Biraz da bakışlarımızı içe çevirerek kısa bir tarihçeden sonra özellikle Yahya Kemal üzerinden Türk modernliğini aşma çabasını tartışmaya çalışacağız. Türk modernleşmesini burada uzun uzun anlatmaya hacet yok. Meraklısı için iyice suyu çıkmış bir hikâye bu. Meraksızların zaten böyle bir derdi yok. Ama kısaca Osmanlı ve Müslüman dünyanın Batı yakasında gelişen “yeni düşünce” karşısında hemen her şeyini yitirdiğini söylemeliyiz. Topraklar, güç, nüfus, gündelik hayat ve kültürel kodlar, sahip olunan hemen her şey bu yeni düşünce karşısında dağıldı ve bir daha toparlanamadı. Fakat “düşünce” yerinde durmaz. Yeryüzüne doğru genişler. Ufak bir sekmede kendine yeni yollar açar. Nihayetinde artık geç modernlik diyeceğimiz bir açıklıkta modern Batı düşüncesi de çeşitli zaaflar yaşıyor. Zenginlik, kibir, dünyanın geri kalanına karşı affedilmez körlük, paradigmanın kökenlerinde yaşanan meşruiyet zaafları Batılıların işini gittikçe zorlaştırıyor. (Ki başlı başına Bosna’da Ruanda’da, Myanmar’da, Gazze’de olan bitenler bu meşruiyete vurulan darbelerdir.)
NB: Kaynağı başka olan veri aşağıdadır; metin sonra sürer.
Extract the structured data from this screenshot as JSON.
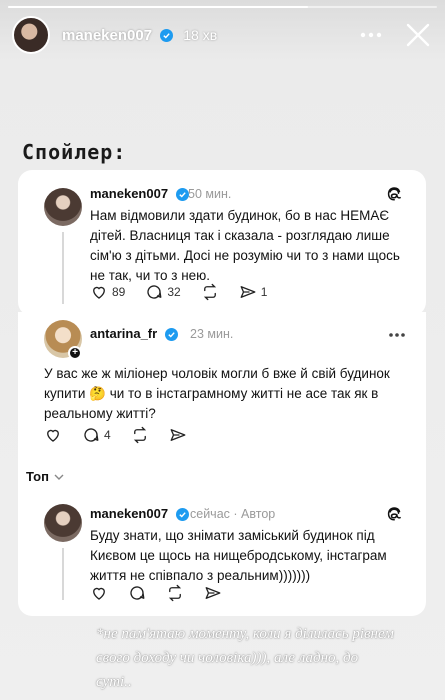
{
  "story": {
    "username": "maneken007",
    "time": "18 хв",
    "progress": 0.7,
    "accent": "#1d9bf0"
  },
  "heading": "Спойлер:",
  "posts": [
    {
      "username": "maneken007",
      "time": "50 мин.",
      "text": "Нам відмовили здати будинок, бо в нас НЕМАЄ дітей. Власниця так і сказала - розглядаю лише сім'ю з дітьми. Досі не розумію чи то з нами щось не так, чи то з нею.",
      "likes": "89",
      "replies": "32",
      "shares": "1"
    },
    {
      "username": "antarina_fr",
      "time": "23 мин.",
      "text": "У вас же ж міліонер чоловік могли б вже й свій будинок купити 🤔 чи то в інстаграмному житті не асе так як в реальному житті?",
      "replies": "4"
    },
    {
      "username": "maneken007",
      "time": "сейчас",
      "author_badge": "Автор",
      "text": "Буду знати, що знімати заміський будинок під Києвом це щось на нищебродському, інстаграм життя не співпало з реальним)))))))"
    }
  ],
  "sort_label": "Топ",
  "caption": "*не пам'ятаю моменту, коли я ділилась рівнем свого доходу чи чоловіка))), але ладно, до суті.."
}
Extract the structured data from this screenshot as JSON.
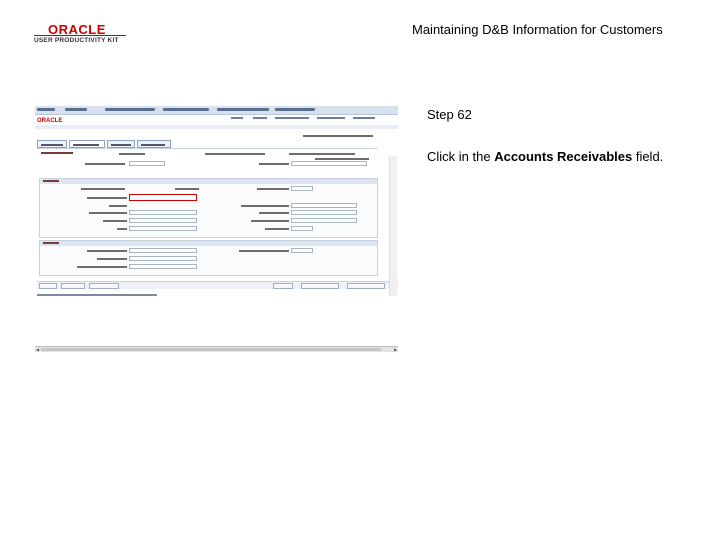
{
  "logo": {
    "brand": "ORACLE",
    "subtitle": "USER PRODUCTIVITY KIT"
  },
  "header": {
    "title": "Maintaining D&B Information for Customers"
  },
  "step": {
    "label": "Step 62",
    "instruction_prefix": "Click in the ",
    "instruction_target": "Accounts Receivables",
    "instruction_suffix": " field."
  },
  "screenshot": {
    "highlighted_field": "Accounts Receivables",
    "colors": {
      "highlight": "#cc0000",
      "nav": "#d7e1ef"
    }
  }
}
Dünyanın belli başlı “imperium”a sahip milletlerin başında gelen Türklerin, bütün bu olan bitenler karşısında sessiz kalacağını düşünmek safdilliktir. Cumhuriyet’in ilk yüz yılını dikkat çekmeden belli belirsiz bir varlık mücadelesi ve tevazu içinde geçiren Türkiye, tarihin bu kırılma anında kendini göstermek durumundaydı ve nitekim çeşitli emareler bu yolda olunduğunu gösteriyor. Türklerin dünya sistemi içinde yerini belli etme çalışmaları büyük bir hızla devam ediyor. Libya’da, Kafkasya’da, Balkanlar’da ve nihayet Suriye’de olan bitene baktığımızda Türkiye uluslararası sistem içinde farkını ortaya koymaktadır.
Türk entelektüeli, aydını, büyük modernleşme hikâyesinin tam da göbeğinde yer almıştır. 19. yüzyıldan itibaren artan Batılılaşma hikâyemizden ve onun sonuçlarından kendini kurtarabilmiş tek bir aydınımız yok. Ancak bütün kurumları, yaşantısı, yolları, şehirleri, Batı karşısında teslim olmuşken bizce teslim olmayan tek kale edebiyat cephesi olmuştur. En Batılı diyeceğimiz edebiyatçımız bile tam anlamıyla Batıya teslim olmamıştır. Tevfik Fikret ne yaparsa yapsın bir Osmanlı-Türk münevveridir. Diliyle, ahlakıyla, idealleriyle. Keza Yakup Kadri de böyledir, Abdullah Cevdet de. En Batılı yazarlarımızın başında gelen Orhan Pamuk’un eserleri; Doğu-Batı çatışmaları, gerilimleri veya sentezleri ile doludur.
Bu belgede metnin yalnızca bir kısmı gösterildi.